Cancers belong to a group of diseases characterized by an uncontrolled growth of abnormal cells that can also have the ability to invade healthy tissues. Dependent on the cancer type, patients can be treated with a combination of surgery, radiotherapy, chemotherapy, targeted therapy and more recently immunotherapy.
Immunotherapies include all treatments where the immune system is modulated, such as passive immunotherapies, immuno-modulators, adoptive transfers and cancer vaccines. The latter must be differentiated into two distinct approaches: prophylactic and therapeutic cancer vaccines. Prophylactic cancer vaccines are administered to protect the healthy people against the development of a cancer. In contrast, therapeutic cancer vaccines are administered to cancer patients in order to strengthen the capability of their immune system to recognize and kill tumor cells.

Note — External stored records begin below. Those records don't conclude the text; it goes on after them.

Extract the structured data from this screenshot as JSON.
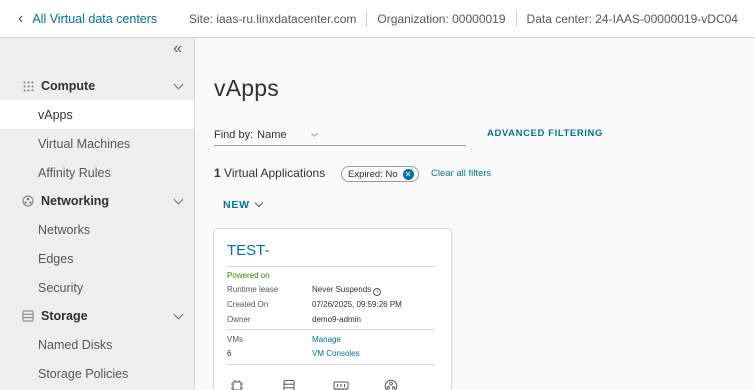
{
  "header": {
    "back_label": "All Virtual data centers",
    "site": "Site: iaas-ru.linxdatacenter.com",
    "organization": "Organization: 00000019",
    "datacenter": "Data center: 24-IAAS-00000019-vDC04"
  },
  "sidebar": {
    "collapse_glyph": "«",
    "groups": [
      {
        "label": "Compute",
        "icon": "grid-icon",
        "items": [
          "vApps",
          "Virtual Machines",
          "Affinity Rules"
        ]
      },
      {
        "label": "Networking",
        "icon": "network-icon",
        "items": [
          "Networks",
          "Edges",
          "Security"
        ]
      },
      {
        "label": "Storage",
        "icon": "storage-icon",
        "items": [
          "Named Disks",
          "Storage Policies"
        ]
      }
    ],
    "active_item": "vApps"
  },
  "main": {
    "title": "vApps",
    "find_by_label": "Find by:",
    "find_by_value": "Name",
    "advanced_filtering": "ADVANCED FILTERING",
    "count_number": "1",
    "count_label": "Virtual Applications",
    "filter_chip": "Expired: No",
    "clear_filters": "Clear all filters",
    "new_button": "NEW"
  },
  "card": {
    "title": "TEST-",
    "status": "Powered on",
    "runtime_lease_label": "Runtime lease",
    "runtime_lease_value": "Never Suspends",
    "created_label": "Created On",
    "created_value": "07/26/2025, 09:59:26 PM",
    "owner_label": "Owner",
    "owner_value": "demo9-admin",
    "vms_label": "VMs",
    "vms_value": "6",
    "manage_link": "Manage",
    "consoles_link": "VM Consoles",
    "icons": [
      "cpu-icon",
      "storage-icon",
      "memory-icon",
      "network-icon"
    ]
  },
  "colors": {
    "accent": "#0072a3",
    "status_ok": "#318700",
    "sidebar_bg": "#eeeeee"
  }
}
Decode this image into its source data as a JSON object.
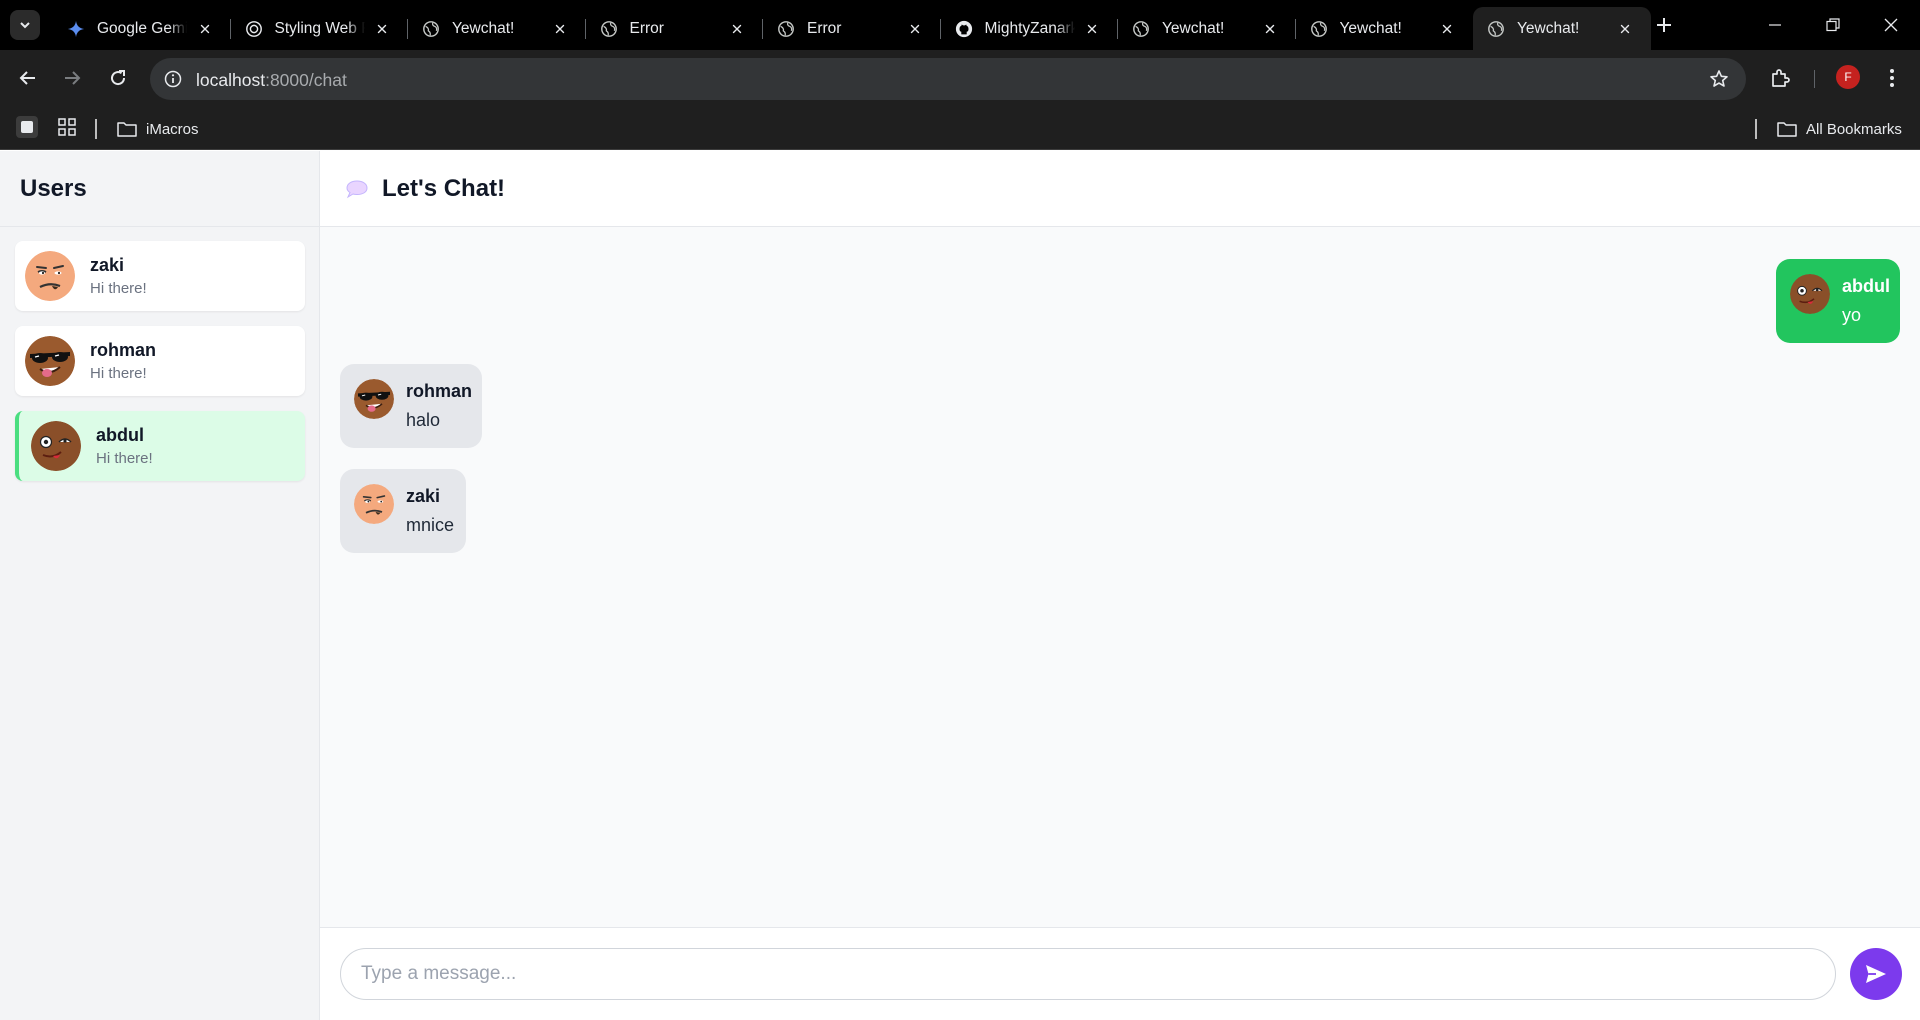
{
  "browser": {
    "tabs": [
      {
        "title": "Google Gemini",
        "icon": "gemini-icon"
      },
      {
        "title": "Styling Web Pages",
        "icon": "openai-icon"
      },
      {
        "title": "Yewchat!",
        "icon": "globe-icon"
      },
      {
        "title": "Error",
        "icon": "globe-icon"
      },
      {
        "title": "Error",
        "icon": "globe-icon"
      },
      {
        "title": "MightyZanark",
        "icon": "github-icon"
      },
      {
        "title": "Yewchat!",
        "icon": "globe-icon"
      },
      {
        "title": "Yewchat!",
        "icon": "globe-icon"
      },
      {
        "title": "Yewchat!",
        "icon": "globe-icon",
        "active": true
      }
    ],
    "url_host": "localhost",
    "url_path": ":8000/chat",
    "profile_initial": "F",
    "bookmarks": [
      {
        "label": "iMacros",
        "icon": "folder-icon"
      }
    ],
    "all_bookmarks_label": "All Bookmarks"
  },
  "sidebar": {
    "title": "Users",
    "users": [
      {
        "name": "zaki",
        "status": "Hi there!",
        "avatar": "zaki-avatar",
        "active": false
      },
      {
        "name": "rohman",
        "status": "Hi there!",
        "avatar": "rohman-avatar",
        "active": false
      },
      {
        "name": "abdul",
        "status": "Hi there!",
        "avatar": "abdul-avatar",
        "active": true
      }
    ]
  },
  "chat": {
    "title": "Let's Chat!",
    "title_icon": "speech-bubble-icon",
    "messages": [
      {
        "author": "abdul",
        "text": "yo",
        "mine": true
      },
      {
        "author": "rohman",
        "text": "halo",
        "mine": false
      },
      {
        "author": "zaki",
        "text": "mnice",
        "mine": false
      }
    ],
    "input_placeholder": "Type a message...",
    "input_value": "",
    "send_icon": "send-icon"
  },
  "colors": {
    "accent_send": "#7c3aed",
    "my_message": "#22c55e",
    "active_user_bg": "#dcfce7",
    "active_user_border": "#4ade80"
  }
}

Therapeutic Cancer Vaccines
The main goal of therapeutic cancer vaccines is to generate T cells able to specifically kill the tumor cells. To achieve a potent immune response, tumor antigens must be delivered to Antigen Presenting Cells, particularly dendritic cells (DCs), to allow cancer immunity to be initiated. The DCs process these antigens into small peptides (epitopes) that are presented on the cell surface either by MHC class I or MHC class II molecules allowing the activation of CD8+ cytotoxic T lymphocytes (CTLs) or CD4+ helper T (Th) cells, respectively. Based on current knowledge in immunology, induction of a tumor specific immune response requires three main steps:
- An antigen must be delivered to dendritic cells, which will process it into epitopes
- Dendritic cells should receive a suitable activation signal
- Activated tumor antigen-loaded dendritic cells must generate T-cell mediated immune responses in the lymphoid organs.
Induction of an immune response: dendritic cells process an antigen into peptides called epitopes, that are presented on MHC class I or II molecules to cytotoxic and helper T cells, respectively.
Three parameters are essential for a therapeutics vaccine to generate potent anti-tumor immunity:
- stimulate multi-epitopic cytotoxic T cell-mediated immunity
CTLs specific for different epitopes will increase the destruction of cancer cells within a heterogeneous tumor mass, and help prevent the outgrowth of antigen-loss variants (tumor immune escape)
- induce Th cells
Th cells are involved in the maintenance of long-lasting cellular immunity, and their tumor infiltration is an essential step in the recruitment and function of CD8+ CTLs.
- promote immunological memory
Immunological memory is essential to protect against tumor relapse.
Amal is proposing a novel cancer vaccine platform that combines these 3 parameters into a single, novel proprietary cancer vaccine construct.